Indeed they do, and perhaps churches can play a role. Besides helping their own members and children caught in the heroin trap (and it would be naïve to assume that heroin cannot reach into our churches), perhaps congregations of God’s people can establish zones of safety to reach out to those suffering from addiction and other consequences of the drug. The first step is to become aware of the problem in the community. The second might be to connect with organizations and ministries that are already grappling with it.
But beyond providing vital practical help—including a listening ear, a shoulder to cry on, and perhaps a referral to professional assistance—what else could God’s people do? Let me suggest that we have a treasure that, properly understood and lived, makes all the temptations of drug abuse fade into insignificance.
Christian faith, of course, is no guarantee against the ruination of narcotics such as heroin. Hoffman was reportedly quite impressed with Jesus Christ, though I do not know if the actor had ever committed his life to the Savior.
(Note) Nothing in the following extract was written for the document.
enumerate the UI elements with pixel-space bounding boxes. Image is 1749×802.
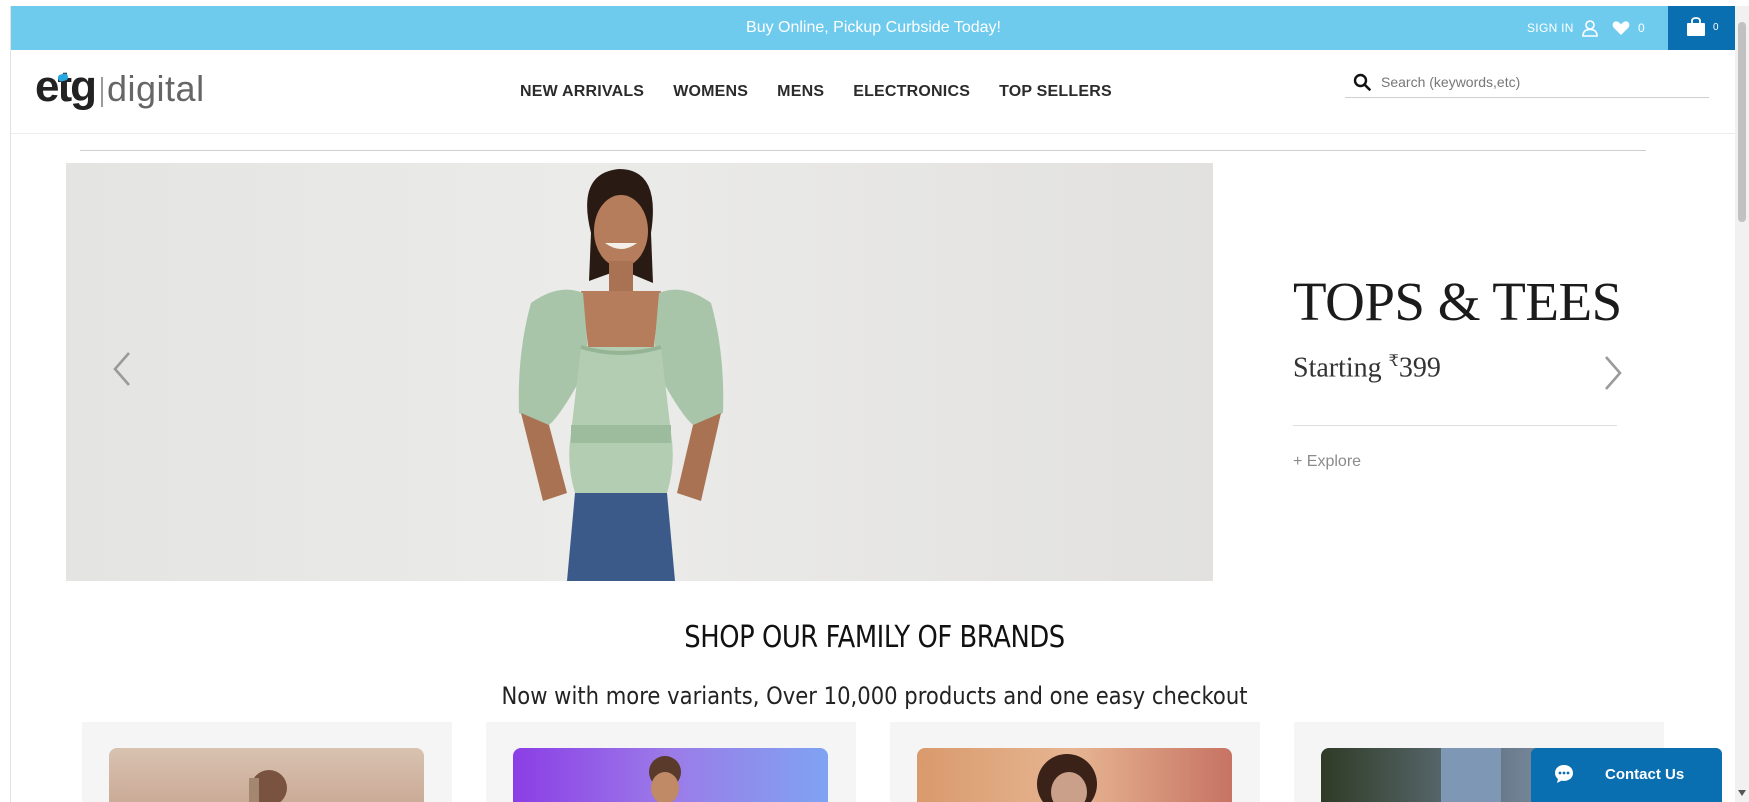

However, I believe that people turn to drugs for satisfaction of unmet longings for joy, out of their desire to please self, which the world tells them is their main—perhaps their only—task in life. While illicit drug use promises short-term happiness, eventually it delivers anything but. As James 1:15 warns, “Then desire when it has conceived gives birth to sin, and sin when it is fully grown brings forth death.” Such is certainly true in the tragic case of Philip Seymour Hoffman.
The universal human thirst for joy is not wrong, as long as it is slaked in the right stream. Only Christians, however, know where to find it. The key isn’t rehab, but repentance. Joy isn’t found in a powder, but in a Person.
“I came that they may have life,” Jesus said, “and have it abundantly.”
Perhaps if more of us Christians, myself included, were about the happy business of sharing that abundant life, we might see fewer sad men like Hoffman die alone in their apartments, with needles in their arms.